Songtaba, an advocacy organisation working to secure the basic rights of women and children, has launched a four-year disability programme in Ghana with a specific focus on mental health.
The project titled, "Promoting women mental health in Ghana", is focused on women that have been accused and banished from their communities to live in witches camps.
The project which is being supported by the United Kingdom Agency for International Development (UKAID), would be implemented in the Yendi and the Gushegu municipalities and the Nanumba South District in the Northern Region and East Mamprusi municipality in the North East Region where the alleged witches camps are located.
The project is to improve access to mental health care, psychosocial support and counselling services to the alleged witches and their caregivers in the targeted communities who have limited access to these services.
A consortium of organisations comprising of Basic Needs-Ghana, Kings College London, Sightsavers International and Tropical Health are the other partners in the implementation of the project.
At a ceremony in Tamale to launch the project last Wednesday, June 30, 2021, the Executive Director for Songtaba Hajia Lamnatu Adam, said the project will focus on promoting stronger policies and systems that respect the rights of people with disabilities, including people with mental health disabilities.
She added that the project will also seek to scale up high quality and accessible mental health services and also to reduce stigma and discrimination against people with disabilities, including mental health disabilities.
Hajia Lamnatu Adam lamented that woman living in exclusion including alleged witches and their caregivers in the target communities have limited access to mental health care, psychosocial support and limited counselling services.
To that end, Hajia Lamnatu said the project will promote the formulation and implementation of health policies that address women's basic mental health needs in Ghana by December 2023.
“It will also build evidence on women and mental health-prevalence, drivers, and responsive measures in Ghana by December 2023” she further stated.
Mental health facilities
The Northern Regional Minister, Alhaji Shaibu Alhassan Shani in an address said “the non-operationalisation of Legislative Instrument for the mental health act still remains a stumbling block to the effective delivery of mental health care services”.
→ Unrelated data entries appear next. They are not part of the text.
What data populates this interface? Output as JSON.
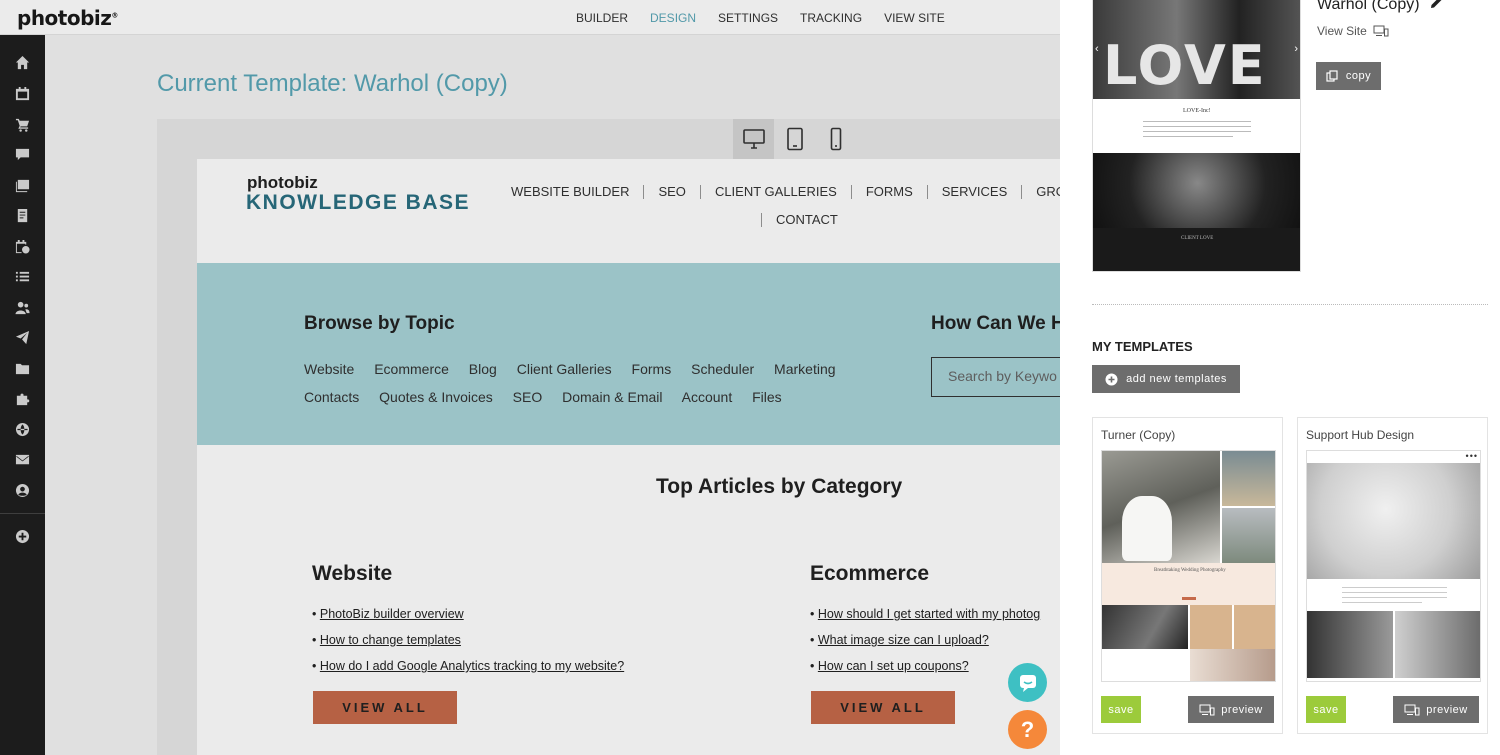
{
  "app": {
    "logo": "photobiz",
    "nav": [
      {
        "label": "BUILDER",
        "active": false
      },
      {
        "label": "DESIGN",
        "active": true
      },
      {
        "label": "SETTINGS",
        "active": false
      },
      {
        "label": "TRACKING",
        "active": false
      },
      {
        "label": "VIEW SITE",
        "active": false
      }
    ],
    "accent_color": "#59a7b8"
  },
  "sidebar": {
    "icons": [
      "home-icon",
      "calendar-icon",
      "cart-icon",
      "chat-icon",
      "gallery-icon",
      "document-icon",
      "scheduler-icon",
      "list-icon",
      "contacts-icon",
      "send-icon",
      "folder-icon",
      "puzzle-icon",
      "globe-icon",
      "mail-icon",
      "account-icon",
      "add-icon"
    ]
  },
  "main": {
    "current_template_title": "Current Template: Warhol (Copy)",
    "devices": [
      "desktop-icon",
      "tablet-icon",
      "mobile-icon"
    ],
    "active_device": "desktop"
  },
  "site": {
    "brand_top": "photobiz",
    "brand_bottom": "KNOWLEDGE BASE",
    "nav_row1": [
      "WEBSITE BUILDER",
      "SEO",
      "CLIENT GALLERIES",
      "FORMS",
      "SERVICES",
      "GROW"
    ],
    "nav_row2": [
      "CONTACT"
    ],
    "browse_title": "Browse by Topic",
    "topics": [
      "Website",
      "Ecommerce",
      "Blog",
      "Client Galleries",
      "Forms",
      "Scheduler",
      "Marketing",
      "Contacts",
      "Quotes & Invoices",
      "SEO",
      "Domain & Email",
      "Account",
      "Files"
    ],
    "help_title": "How Can We H",
    "search_placeholder": "Search by Keywo",
    "browse_bg": "#a9d4d8",
    "top_articles_title": "Top Articles by Category",
    "categories": [
      {
        "title": "Website",
        "articles": [
          "PhotoBiz builder overview",
          "How to change templates",
          "How do I add Google Analytics tracking to my website?"
        ],
        "button": "VIEW ALL"
      },
      {
        "title": "Ecommerce",
        "articles": [
          "How should I get started with my photog",
          "What image size can I upload?",
          "How can I set up coupons?"
        ],
        "button": "VIEW ALL"
      }
    ],
    "button_color": "#c66a4a"
  },
  "panel": {
    "current": {
      "name": "Warhol (Copy)",
      "view_site": "View Site",
      "copy_label": "copy",
      "thumb_word": "LOVE",
      "thumb_text1": "LOVE-Inc!",
      "thumb_text2": "CLIENT LOVE"
    },
    "my_templates_title": "MY TEMPLATES",
    "add_label": "add new templates",
    "templates": [
      {
        "name": "Turner (Copy)",
        "save": "save",
        "preview": "preview",
        "thumb_text": "Breathtaking Wedding Photography"
      },
      {
        "name": "Support Hub Design",
        "save": "save",
        "preview": "preview"
      }
    ],
    "save_color": "#9ccb3b",
    "button_gray": "#6d6d6d"
  },
  "floating": {
    "chat_color": "#3ec0c3",
    "help_color": "#f5883a",
    "help_label": "?"
  }
}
He said Mental Health delivery remain a critical component of human development and urged the various Metropolitan, Municipal and District Assemblies (MMDAs) to as part of their medium-term development plans put in strategies to address the challenges of mental health delivery in Ghana.
The Northern Regional Minister announced that plans were far advanced by the government to build some mental health facilities across the country and Tamale is expected to benefit from this initiative.
Programme Lead at Ghana Somubi Dwumadie , Ms Lyla Kamara for her part said they were committed to working to eliminate stigma associated with disabilities including mental health and marginalized groups in Ghana.
She indicated that Ghana Somubi Dwumadie partnership with Songtaba will also influence the implementation of existing laws and policies on mental health care in Ghana by December 2023.
She further stated that the project will improve access to mental health care related service delivery to about 640 women including alleged witches in the Northern and North East regions.